We lived at a Glenlivet for a while, every night when we were went to bed, my mum would give all the kids a big spoonful of sweet sticky malt out of a big jar. No toothbrushes in those days. As I write this, I can almost smell it. It was so nice. No wonder my teeth are rotten!

I guess the Sticky Malt was "Virol*. The memory came back to me a few weeks ago and I tried to find some online. It seems it was discontinued some years ago.
 
What about buying a 1/4 bottle of whisky? Haven’t see one of them in a while.
And when everyone had zippo lighters, we sold small gel capsules that had lighter fluid in it.
One more, who remembers Woodbine?

What's the point of a 1/4 bottle? it won't come close to filling a pint pot! :)

My grandfather smoked "woodies", he would light them using strips of old news paper lit from the gas cooker (I guess more appropriate for his chosen vice than a zippo
 
Well I never! I'm in South Wales and was born in Neath, where I spent my childhood with my grandparents.

Their cure for a chest cold was goose grease on a piece of Welsh flannel, placed on the chest.

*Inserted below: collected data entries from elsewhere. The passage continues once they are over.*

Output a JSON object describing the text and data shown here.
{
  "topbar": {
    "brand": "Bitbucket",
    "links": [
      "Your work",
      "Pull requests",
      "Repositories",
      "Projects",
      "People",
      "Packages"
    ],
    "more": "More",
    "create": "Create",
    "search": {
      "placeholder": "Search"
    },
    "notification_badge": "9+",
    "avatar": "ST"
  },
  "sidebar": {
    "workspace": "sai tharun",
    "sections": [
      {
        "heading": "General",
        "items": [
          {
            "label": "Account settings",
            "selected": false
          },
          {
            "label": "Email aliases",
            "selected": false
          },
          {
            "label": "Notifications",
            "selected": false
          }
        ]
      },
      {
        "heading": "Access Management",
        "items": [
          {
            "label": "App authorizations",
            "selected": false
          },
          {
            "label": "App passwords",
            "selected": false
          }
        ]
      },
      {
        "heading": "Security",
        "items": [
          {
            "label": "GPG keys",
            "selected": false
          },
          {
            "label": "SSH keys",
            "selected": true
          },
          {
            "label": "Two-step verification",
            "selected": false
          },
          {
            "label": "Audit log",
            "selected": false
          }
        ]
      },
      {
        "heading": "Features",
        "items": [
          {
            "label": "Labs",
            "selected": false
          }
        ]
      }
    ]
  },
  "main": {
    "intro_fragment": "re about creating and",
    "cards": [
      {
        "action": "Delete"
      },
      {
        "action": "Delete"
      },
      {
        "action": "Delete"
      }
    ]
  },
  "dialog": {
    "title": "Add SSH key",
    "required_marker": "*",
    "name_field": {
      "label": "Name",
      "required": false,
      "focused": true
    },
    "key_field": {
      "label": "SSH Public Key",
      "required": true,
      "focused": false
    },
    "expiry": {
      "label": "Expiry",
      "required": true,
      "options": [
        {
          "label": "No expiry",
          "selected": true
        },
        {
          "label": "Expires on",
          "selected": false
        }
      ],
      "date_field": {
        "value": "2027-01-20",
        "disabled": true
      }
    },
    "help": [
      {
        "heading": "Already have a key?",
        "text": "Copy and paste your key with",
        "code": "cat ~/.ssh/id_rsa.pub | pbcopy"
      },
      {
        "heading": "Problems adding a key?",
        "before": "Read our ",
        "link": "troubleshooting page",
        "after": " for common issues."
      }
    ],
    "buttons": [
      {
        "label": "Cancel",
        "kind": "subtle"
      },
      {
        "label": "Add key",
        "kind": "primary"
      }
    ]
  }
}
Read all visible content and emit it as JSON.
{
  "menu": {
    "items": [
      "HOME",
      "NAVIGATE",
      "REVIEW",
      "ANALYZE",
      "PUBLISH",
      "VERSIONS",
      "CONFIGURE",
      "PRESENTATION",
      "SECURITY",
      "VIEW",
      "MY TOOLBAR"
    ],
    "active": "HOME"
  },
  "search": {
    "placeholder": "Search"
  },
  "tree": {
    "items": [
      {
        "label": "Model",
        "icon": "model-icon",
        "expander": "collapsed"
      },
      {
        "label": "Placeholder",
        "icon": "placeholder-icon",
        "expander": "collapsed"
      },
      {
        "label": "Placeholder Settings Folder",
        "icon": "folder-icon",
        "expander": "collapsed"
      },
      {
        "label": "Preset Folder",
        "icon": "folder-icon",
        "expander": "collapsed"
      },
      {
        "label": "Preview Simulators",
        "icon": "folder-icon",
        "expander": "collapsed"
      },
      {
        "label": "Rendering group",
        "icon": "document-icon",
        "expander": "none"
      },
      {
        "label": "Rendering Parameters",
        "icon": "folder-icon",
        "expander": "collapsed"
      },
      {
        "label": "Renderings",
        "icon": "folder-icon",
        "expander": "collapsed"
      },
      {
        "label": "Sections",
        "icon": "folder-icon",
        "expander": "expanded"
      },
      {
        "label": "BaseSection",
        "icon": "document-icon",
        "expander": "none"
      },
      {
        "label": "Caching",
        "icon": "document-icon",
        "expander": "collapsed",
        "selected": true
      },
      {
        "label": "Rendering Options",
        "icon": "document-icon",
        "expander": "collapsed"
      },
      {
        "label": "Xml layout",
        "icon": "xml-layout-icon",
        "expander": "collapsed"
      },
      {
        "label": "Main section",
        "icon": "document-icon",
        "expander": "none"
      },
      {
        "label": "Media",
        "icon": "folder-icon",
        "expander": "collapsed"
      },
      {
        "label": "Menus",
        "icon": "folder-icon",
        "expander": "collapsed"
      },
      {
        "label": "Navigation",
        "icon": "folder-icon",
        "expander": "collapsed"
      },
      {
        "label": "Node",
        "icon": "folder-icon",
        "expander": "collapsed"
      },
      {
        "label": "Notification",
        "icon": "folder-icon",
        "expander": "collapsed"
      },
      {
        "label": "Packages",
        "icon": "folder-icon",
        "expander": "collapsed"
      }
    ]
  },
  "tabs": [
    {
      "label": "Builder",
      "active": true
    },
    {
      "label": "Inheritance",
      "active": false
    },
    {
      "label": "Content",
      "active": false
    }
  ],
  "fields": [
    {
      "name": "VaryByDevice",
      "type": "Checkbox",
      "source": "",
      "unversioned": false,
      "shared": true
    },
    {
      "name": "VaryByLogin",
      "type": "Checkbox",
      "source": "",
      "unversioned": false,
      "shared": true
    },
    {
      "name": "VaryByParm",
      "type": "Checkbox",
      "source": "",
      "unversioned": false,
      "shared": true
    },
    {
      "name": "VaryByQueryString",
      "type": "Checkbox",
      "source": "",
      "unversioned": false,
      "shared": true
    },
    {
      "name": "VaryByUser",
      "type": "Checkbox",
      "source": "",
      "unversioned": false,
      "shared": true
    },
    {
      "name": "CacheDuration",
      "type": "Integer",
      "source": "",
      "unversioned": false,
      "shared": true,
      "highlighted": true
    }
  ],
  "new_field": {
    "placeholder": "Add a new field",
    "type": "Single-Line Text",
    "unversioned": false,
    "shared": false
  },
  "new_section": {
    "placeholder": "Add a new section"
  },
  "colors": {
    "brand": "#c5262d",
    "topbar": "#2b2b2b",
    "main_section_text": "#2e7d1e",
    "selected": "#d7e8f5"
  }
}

And now, in all my 74 years, this is the first time that I've encountered anyone else mention this folk remedy.

Takes me back.

Martin.
I remember my Grandmother (Ystradgynlais) rubbing goose grease on
chest, mid 50s, and drinking elderflower tea.
 
Sitting in the doctors waiting room with all the adults smoking. Then when you went in to see the doctor, he (it would always be a he) would have a *** on the go too. I remember bath days when I got too big for the sink we would have the tin bath. It would be hit or miss if we had it or the family across the street had it. If it was a sunny day we could have a bath in the garden.
 
Walking a mile to school with my sister. I was 5 and she was 6/7

School swimming lessons in a local, freezing outdoor pool

Having a chemistry set and my younger sister eating the Potassium Permanganate

Green Rover tickets - As an under 11 spending the day on the buses with mates randomly travelling through Hertfordshire

Playing with fireworks every Oct/Nov - usually bangers and crackerjacks.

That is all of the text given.